What is a solid lump or nodule?
A solid lump or nodule refers to a mass within the breast that contains solid tissue. A lump or nodule could represent a rounded clump of normal tissue, a fibroadenoma (a benign tumor), or possibly a malignancy. These conditions often require further evaluation, such as ultrasound or biopsy.
What if I find a lump while pregnant?
If you find a lump or a mass, do not ignore it. See your physician. Often an ultrasound (which uses harmless sound waves, rather than x-rays) can be performed for initial evaluation. If a mammogram is necessary, it is usually safe for the fetus, especially after the 14th week of pregnancy, with the abdomen shielded by a lead apron.
Can I have a mammogram while I am nursing?
If you have a breast lump or other problem, it is recommended you have a mammogram or an ultrasound during lactation/nursing to evaluate the problem. Otherwise, if you are just scheduled for a routine or screening examination, it is best to wait approximately six months after terminating nursing. This allows the changes in the breast from pregnancy and nursing to resolve.
What if I have breast implants?
According to the latest literature, breast implants neither increase nor decrease a person's risk of breast cancer. Patients with implants should obtain a mammogram, according to the same recommendations as those without breast augmentation. Patients who have implants do require specialized views, called Eklund or displacement views, where the implants are gently pushed back to visualize as much breast tissue as possible. The risk of rupturing the implant is minimal.
When and why is a breast biopsy used?
A breast biopsy means removing breast tissue for examination under the microscope. It is the only definitive way to diagnose the nature of a breast mass/lump or calcification. Approximately 80% of breast biopsies are benign.
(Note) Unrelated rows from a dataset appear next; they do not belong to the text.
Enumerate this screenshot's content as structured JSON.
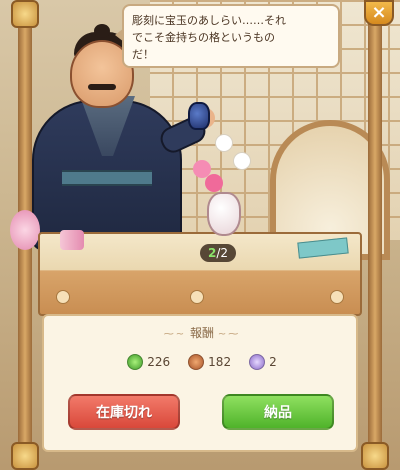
{
  "dialog": {
    "line1": "彫刻に宝玉のあしらい……それ",
    "line2": "でこそ金持ちの格というもの",
    "line3": "だ！"
  },
  "counter": {
    "current": "2",
    "total": "/2"
  },
  "reward": {
    "title": "報酬",
    "items": [
      {
        "icon": "green-gem-icon",
        "value": "226",
        "color": "#5fb845"
      },
      {
        "icon": "copper-coin-icon",
        "value": "182",
        "color": "#c8743a"
      },
      {
        "icon": "purple-orb-icon",
        "value": "2",
        "color": "#a58ad8"
      }
    ]
  },
  "buttons": {
    "out_of_stock": "在庫切れ",
    "deliver": "納品"
  },
  "window": {
    "close_label": "×"
  },
  "colors": {
    "out_button": "#e0584a",
    "deliver_button": "#6fcb42",
    "panel_bg": "#fbf4e4"
  }
}
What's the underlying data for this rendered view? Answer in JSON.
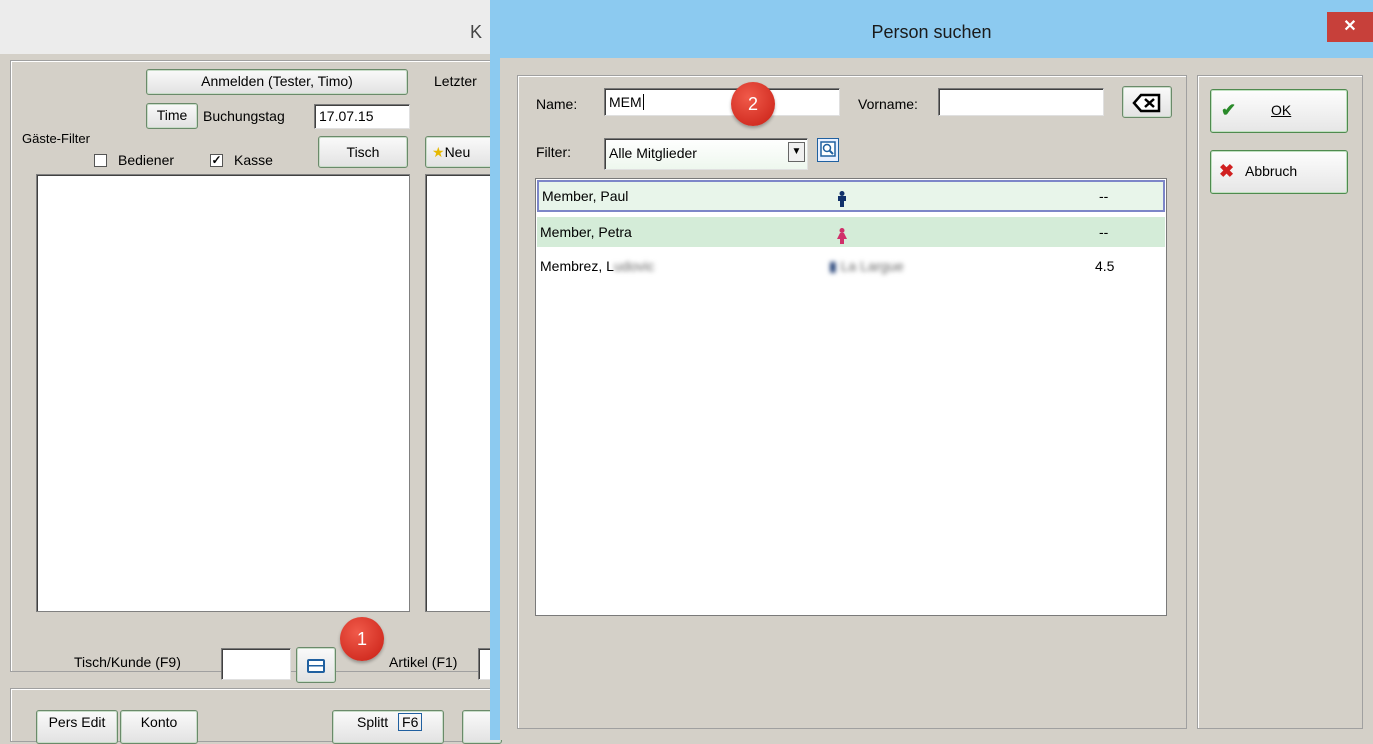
{
  "background_window": {
    "title_fragment": "K",
    "login_button": "Anmelden (Tester, Timo)",
    "time_button": "Time",
    "booking_day_label": "Buchungstag",
    "booking_day_value": "17.07.15",
    "last_label": "Letzter",
    "guest_filter_label": "Gäste-Filter",
    "filter_operator_label": "Bediener",
    "filter_operator_checked": false,
    "filter_register_label": "Kasse",
    "filter_register_checked": true,
    "table_button": "Tisch",
    "new_button": "Neu",
    "table_customer_label": "Tisch/Kunde (F9)",
    "table_customer_value": "",
    "article_label": "Artikel (F1)",
    "pers_edit_button": "Pers Edit",
    "account_button": "Konto",
    "split_button": "Splitt",
    "split_shortcut": "F6",
    "badge_1": "1"
  },
  "dialog": {
    "title": "Person suchen",
    "close_glyph": "✕",
    "name_label": "Name:",
    "name_value": "MEM",
    "firstname_label": "Vorname:",
    "firstname_value": "",
    "badge_2": "2",
    "filter_label": "Filter:",
    "filter_selected": "Alle Mitglieder",
    "ok_button": "OK",
    "cancel_button": "Abbruch",
    "results": [
      {
        "name": "Member, Paul",
        "gender_icon": "male-person-icon",
        "value": "--"
      },
      {
        "name": "Member, Petra",
        "gender_icon": "female-person-icon",
        "value": "--"
      },
      {
        "name": "Membrez, L",
        "name_blurred": "udovic",
        "gender_icon": "male-person-icon",
        "club_blurred": "La Largue",
        "value": "4.5"
      }
    ]
  },
  "colors": {
    "dialog_frame": "#8ccaf0",
    "close_button": "#c7403a",
    "row_selected": "#e8f5ea",
    "row_alt": "#d4ecd8",
    "male_icon": "#10306a",
    "female_icon": "#d0306a",
    "badge": "#d6281c"
  }
}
A biopsy may require surgery (excisional biopsy), however, most breast biopsies can be accurately performed by placing a specially designed needle into the suspicious area (stereotactic core needle biopsy).
There are several ways to perform a breast biopsy. If you need a breast biopsy, we can help you find a breast specialist who can advise you on which method is the best for your individual condition.
How should I prepare for my mammogram?
No specific preparation is required. Please do not use powders, talc, lotion or deodorant on the breast and in the underarm area. For your comfort and convenience, two piece outfits are recommended.
If you have had mammograms in the past at any other facility, you will be asked to sign a release to have us request your prior exams on your behalf, or you can bring the films with you to your scheduled exam.